Crate natural_xml_diff

source ·
Expand description

Natural XML diff

This crate implements a natural XML diff algorithm: given an original document we will name document A, and an edited version of that document we will name document B, the diff algorithm can produce a document describing the differences between A and B.

Many possible descriptions of a difference exist; this algorithm attempts to make the diff appear understandable to the reader and be similar to what be the product of change tracking.

The diff result is described in a number of ways, but the end product is an XML document with annotations that describe the differences.

You can produce a diff by using the diff function:


use natural_xml_diff::diff;

let xml_a = r#"<doc><a/><b/></doc>"#;
let xml_b = r#"<doc><a/><b/><c/></doc>"#;

let diff = diff(xml_a, xml_b).unwrap();

assert_eq!(diff,
  r#"<doc xmlns:diff="http://paligo.net/nxd"><a/><b/><c diff:insert=""/></doc>"#);

The library also exposes a NaturalXmlDiff struct that offers functionality to access the details of the diffing algorithm as well as functionality to verify that the diff produced is correct.

The algorithm implemented by this library is based on the paper “Bridging the gap between tracking and detecting changes on XML”. It is also implemented by the Java-based jndiff library.

The algorithm in this library is different from the paper in various ways:

  • Text updates are detected by using a fast Levenshtein distance algorithm, and are then produced by the diff-match-patch algorithm as implemented by the dissimilar crate.

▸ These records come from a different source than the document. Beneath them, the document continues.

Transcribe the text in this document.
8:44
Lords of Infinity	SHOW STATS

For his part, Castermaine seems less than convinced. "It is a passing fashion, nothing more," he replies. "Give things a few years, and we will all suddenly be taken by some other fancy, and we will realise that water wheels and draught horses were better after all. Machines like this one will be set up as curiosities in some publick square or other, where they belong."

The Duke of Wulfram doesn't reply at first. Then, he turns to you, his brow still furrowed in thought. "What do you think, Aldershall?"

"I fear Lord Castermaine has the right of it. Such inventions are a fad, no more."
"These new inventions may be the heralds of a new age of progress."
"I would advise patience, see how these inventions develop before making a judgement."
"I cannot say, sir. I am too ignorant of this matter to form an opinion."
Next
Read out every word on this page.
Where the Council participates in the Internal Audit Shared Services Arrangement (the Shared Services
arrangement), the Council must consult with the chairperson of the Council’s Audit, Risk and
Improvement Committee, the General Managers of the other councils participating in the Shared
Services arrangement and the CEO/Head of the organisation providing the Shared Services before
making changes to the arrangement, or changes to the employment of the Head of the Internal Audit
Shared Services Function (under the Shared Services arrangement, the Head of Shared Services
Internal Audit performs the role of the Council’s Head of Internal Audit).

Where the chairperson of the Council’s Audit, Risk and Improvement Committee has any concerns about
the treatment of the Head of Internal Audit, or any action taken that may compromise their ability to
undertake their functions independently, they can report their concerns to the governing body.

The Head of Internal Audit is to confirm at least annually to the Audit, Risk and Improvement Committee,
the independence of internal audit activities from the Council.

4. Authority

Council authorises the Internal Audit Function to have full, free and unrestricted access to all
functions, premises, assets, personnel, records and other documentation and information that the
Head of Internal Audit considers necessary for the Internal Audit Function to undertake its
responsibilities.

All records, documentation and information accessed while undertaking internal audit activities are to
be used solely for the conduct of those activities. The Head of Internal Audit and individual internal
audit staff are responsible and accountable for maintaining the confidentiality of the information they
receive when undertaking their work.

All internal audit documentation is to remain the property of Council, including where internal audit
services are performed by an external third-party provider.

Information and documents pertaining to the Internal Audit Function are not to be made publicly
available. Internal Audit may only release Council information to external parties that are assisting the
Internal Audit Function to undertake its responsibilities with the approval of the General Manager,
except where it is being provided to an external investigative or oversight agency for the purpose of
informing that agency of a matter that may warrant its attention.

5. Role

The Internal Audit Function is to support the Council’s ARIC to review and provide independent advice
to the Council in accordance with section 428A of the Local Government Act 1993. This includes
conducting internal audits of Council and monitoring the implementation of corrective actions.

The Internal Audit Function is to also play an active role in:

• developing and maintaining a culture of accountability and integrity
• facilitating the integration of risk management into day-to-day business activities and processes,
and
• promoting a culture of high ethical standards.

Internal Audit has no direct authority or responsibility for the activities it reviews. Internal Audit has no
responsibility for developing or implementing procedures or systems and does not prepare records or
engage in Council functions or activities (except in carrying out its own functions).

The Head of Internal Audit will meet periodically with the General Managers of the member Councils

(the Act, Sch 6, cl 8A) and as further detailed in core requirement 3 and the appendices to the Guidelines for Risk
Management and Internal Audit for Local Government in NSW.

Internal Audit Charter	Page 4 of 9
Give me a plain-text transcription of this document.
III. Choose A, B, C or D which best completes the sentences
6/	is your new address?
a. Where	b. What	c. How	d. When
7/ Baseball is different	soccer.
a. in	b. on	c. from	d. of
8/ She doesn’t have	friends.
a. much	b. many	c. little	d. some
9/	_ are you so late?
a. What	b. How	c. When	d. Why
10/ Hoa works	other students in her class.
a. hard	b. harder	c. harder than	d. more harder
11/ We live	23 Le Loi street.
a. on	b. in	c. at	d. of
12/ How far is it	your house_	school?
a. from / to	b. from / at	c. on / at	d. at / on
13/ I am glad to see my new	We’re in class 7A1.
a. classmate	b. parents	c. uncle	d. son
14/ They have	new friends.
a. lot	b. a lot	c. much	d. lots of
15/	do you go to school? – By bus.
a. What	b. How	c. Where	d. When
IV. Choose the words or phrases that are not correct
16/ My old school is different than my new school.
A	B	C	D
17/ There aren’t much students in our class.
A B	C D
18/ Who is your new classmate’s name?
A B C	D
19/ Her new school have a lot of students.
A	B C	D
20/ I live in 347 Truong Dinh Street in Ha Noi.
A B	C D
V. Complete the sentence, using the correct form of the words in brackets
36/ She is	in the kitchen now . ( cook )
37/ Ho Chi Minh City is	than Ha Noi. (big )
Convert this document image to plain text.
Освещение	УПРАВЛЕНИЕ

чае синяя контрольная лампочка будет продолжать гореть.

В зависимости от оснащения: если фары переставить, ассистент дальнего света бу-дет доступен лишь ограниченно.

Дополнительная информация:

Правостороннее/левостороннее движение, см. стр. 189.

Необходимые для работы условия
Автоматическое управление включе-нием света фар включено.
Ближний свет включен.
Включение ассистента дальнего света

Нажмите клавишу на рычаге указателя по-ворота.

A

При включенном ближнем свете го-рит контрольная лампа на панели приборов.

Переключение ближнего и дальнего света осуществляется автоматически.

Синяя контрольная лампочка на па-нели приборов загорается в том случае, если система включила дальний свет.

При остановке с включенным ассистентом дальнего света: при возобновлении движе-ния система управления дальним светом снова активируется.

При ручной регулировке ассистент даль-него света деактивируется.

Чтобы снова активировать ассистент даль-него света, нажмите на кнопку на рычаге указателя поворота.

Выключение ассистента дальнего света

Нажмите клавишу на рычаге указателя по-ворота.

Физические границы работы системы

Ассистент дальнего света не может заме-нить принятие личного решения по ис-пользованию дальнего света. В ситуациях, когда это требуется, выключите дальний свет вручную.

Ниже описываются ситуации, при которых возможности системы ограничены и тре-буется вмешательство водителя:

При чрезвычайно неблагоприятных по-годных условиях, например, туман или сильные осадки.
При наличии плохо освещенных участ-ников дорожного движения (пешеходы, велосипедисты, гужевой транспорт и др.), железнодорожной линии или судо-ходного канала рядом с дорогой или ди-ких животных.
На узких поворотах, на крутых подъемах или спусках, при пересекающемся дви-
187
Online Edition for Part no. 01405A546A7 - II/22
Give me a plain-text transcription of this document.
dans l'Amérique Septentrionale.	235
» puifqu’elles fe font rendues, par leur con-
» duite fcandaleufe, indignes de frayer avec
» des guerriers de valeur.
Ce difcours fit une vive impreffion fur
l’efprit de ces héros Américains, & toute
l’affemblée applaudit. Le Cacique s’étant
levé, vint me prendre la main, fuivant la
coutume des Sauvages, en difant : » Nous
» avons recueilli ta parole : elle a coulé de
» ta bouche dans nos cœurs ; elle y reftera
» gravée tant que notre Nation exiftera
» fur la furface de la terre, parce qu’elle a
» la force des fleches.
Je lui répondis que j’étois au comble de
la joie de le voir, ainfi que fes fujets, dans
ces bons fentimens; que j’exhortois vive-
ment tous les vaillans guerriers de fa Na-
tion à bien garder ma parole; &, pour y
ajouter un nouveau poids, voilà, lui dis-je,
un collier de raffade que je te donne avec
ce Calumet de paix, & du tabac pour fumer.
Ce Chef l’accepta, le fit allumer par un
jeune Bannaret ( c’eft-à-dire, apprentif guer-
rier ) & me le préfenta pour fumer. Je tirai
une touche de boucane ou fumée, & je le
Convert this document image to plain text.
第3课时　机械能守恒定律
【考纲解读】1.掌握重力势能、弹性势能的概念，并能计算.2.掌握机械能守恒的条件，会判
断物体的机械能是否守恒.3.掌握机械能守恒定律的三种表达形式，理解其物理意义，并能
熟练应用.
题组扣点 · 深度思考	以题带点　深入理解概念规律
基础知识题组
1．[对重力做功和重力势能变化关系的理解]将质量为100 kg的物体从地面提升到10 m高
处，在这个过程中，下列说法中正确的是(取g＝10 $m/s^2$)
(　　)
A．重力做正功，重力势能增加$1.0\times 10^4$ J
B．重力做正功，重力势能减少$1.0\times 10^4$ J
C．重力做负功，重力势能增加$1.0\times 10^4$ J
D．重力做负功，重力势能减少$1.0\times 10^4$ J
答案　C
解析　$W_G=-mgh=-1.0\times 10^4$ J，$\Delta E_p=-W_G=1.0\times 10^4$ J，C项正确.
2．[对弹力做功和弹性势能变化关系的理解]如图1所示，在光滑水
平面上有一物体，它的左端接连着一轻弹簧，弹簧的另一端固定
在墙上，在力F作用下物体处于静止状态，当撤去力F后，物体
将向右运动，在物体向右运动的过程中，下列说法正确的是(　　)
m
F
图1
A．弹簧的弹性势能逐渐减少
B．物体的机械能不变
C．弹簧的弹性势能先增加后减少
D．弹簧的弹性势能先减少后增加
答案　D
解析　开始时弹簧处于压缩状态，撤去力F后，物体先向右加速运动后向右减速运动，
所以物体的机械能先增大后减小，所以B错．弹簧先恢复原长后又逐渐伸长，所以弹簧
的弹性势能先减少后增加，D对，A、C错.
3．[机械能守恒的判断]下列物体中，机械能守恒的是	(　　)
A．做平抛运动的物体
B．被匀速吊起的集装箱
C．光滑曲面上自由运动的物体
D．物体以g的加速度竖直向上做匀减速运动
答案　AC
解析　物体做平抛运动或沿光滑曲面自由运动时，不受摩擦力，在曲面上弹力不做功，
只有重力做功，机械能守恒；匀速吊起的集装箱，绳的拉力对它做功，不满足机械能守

  • Attribute updates are also detected for elements without children, not just during the propagation phase.

Structs

The position where content is inserted.
A natural XML diff comparison of two documents.

Enums

Describe how a element node’s attributes should be updated.
An edit describes a change to an XML document. Nodes are addressed with usize, which is an index into the complete descendants in the tree (including the root node 0) in document order (pre-order). The indexing includes non-element nodes.
What to insert
The raw status of a node.
Describe how a text node should be updated.

Functions

Given a diff document, apply it.
Given XML document A and XML document B produce a diff document.